In June, researchers gathered data on 26,000 patients from 172 observational studies across 16 countries on six continents. Their findings, published in The Lancet, determined face mask use could result in “a large reduction in risk of infection.”
Another study published in the Journal of Medical Virology in March found even homemade masks can block more than 95% of the virus in aerosols emitting from the mouth of a potential wearer.
An April study published by the American Chemical Society found combinations of various, commonly available fabrics can “potentially provide significant protection” against the transmission of aerosol particles.
“It is apparent that many people with [coronavirus] infection are asymptomatic or presymptomatic and that these people account for a substantial fraction of all transmission,” researchers wrote in the New England Journal of Medicine.
“Universal masking helps to prevent such people from spreading virus-laden secretions, whether they recognize that they are infected or not.”
The case decline in Ohio mirrors a similar trend at the national level. The Associated Press reports most states — even those with governors who waged public fights against face coverings — now have mask mandates in place, either through statewide orders or patchwork efforts by state and county.
Since Ohio’s first reported cases in March, masks were a political problem.
Initially, federal health authorities advised against facial coverings, citing high demand and short supply of masks for medical personnel.
Their tune changed in April as the science behind masks developed. Ohio’s Republican political power, meanwhile, dug its heels in against masks.
Republican state lawmakers, who have firm control of both chambers, refused to wear them personally. The Ohio House voted down a requirement that lawmakers and staff wear them in the Statehouse. Some explicitly campaigned against mask, challenging their efficacy and questioning the motives of their advocates.
Around the same time, President Donald Trump and Vice President Mike Pence made public showings of their refusal to wear masks as well, even when touring a mask factory and military hospital, respectively.
Gov. Mike DeWine originally announced a mask mandate in April and abruptly reversed himself the next day . He attributed the 24-hour about face to learning how “offensive” people (and the politicians who bent his ear) found a government order requiring that they wear masks.
By early July, smaller cities like Bexley and Yellow Springs, shortly followed by Dayton, imposed mask ordinances of their own in the face of state inaction.
Citing increased levels of spread, DeWine ordered mask mandates on seven of Ohio’s most populous counties (Butler, Cuyahoga, Franklin, Hamilton, Huron, Montgomery and Trumbull) on July 7.

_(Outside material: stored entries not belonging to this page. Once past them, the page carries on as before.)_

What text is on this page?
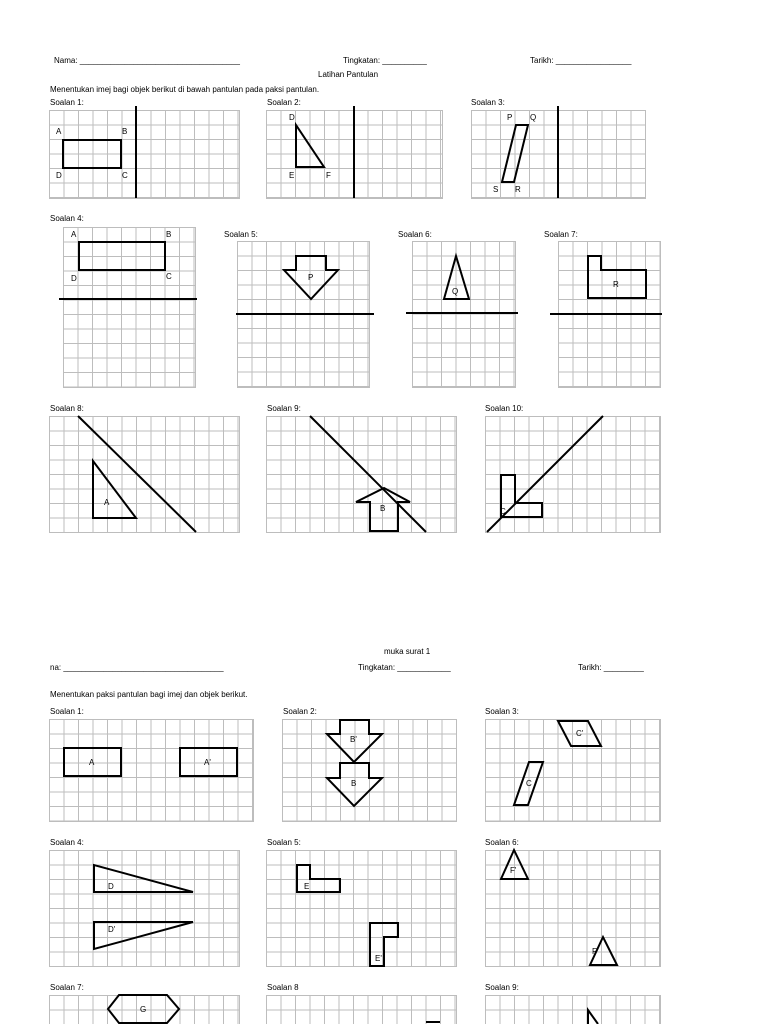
Nama: ____________________________________	Tingkatan: __________	Tarikh: _________________
Latihan Pantulan
Menentukan imej bagi objek berikut di bawah pantulan pada paksi pantulan.
Soalan 1:	Soalan 2:	Soalan 3:
Soalan 4:
Soalan 5:	Soalan 6:	Soalan 7:
Soalan 8:	Soalan 9:	Soalan 10:
muka surat 1
na: ____________________________________	Tingkatan: ____________	Tarikh: _________
Menentukan paksi pantulan bagi imej dan objek berikut.
Soalan 1:	Soalan 2:	Soalan 3:
Soalan 4:	Soalan 5:	Soalan 6:
Soalan 7:	Soalan 8	Soalan 9:
A	B
D	C
D
E	F
P Q
S R
A	B
D	C	P
Q
R
A
B	C
A	A'
B'
B
C'
C
D
D'
E
E'
F'
F
G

When DeWine issued the mandate in the midst of a massive new case surge, a reporter asked whether he wished he had issued the mandate earlier.
“[I] felt that masks would make a difference, also knew that there was significant of resistance in Ohio,” DeWine said in response. “[I was] kind of wanting to bring Ohioans along on this journey. That’s what a governor does. A governor has to lead, but a governor also has to bring people along.”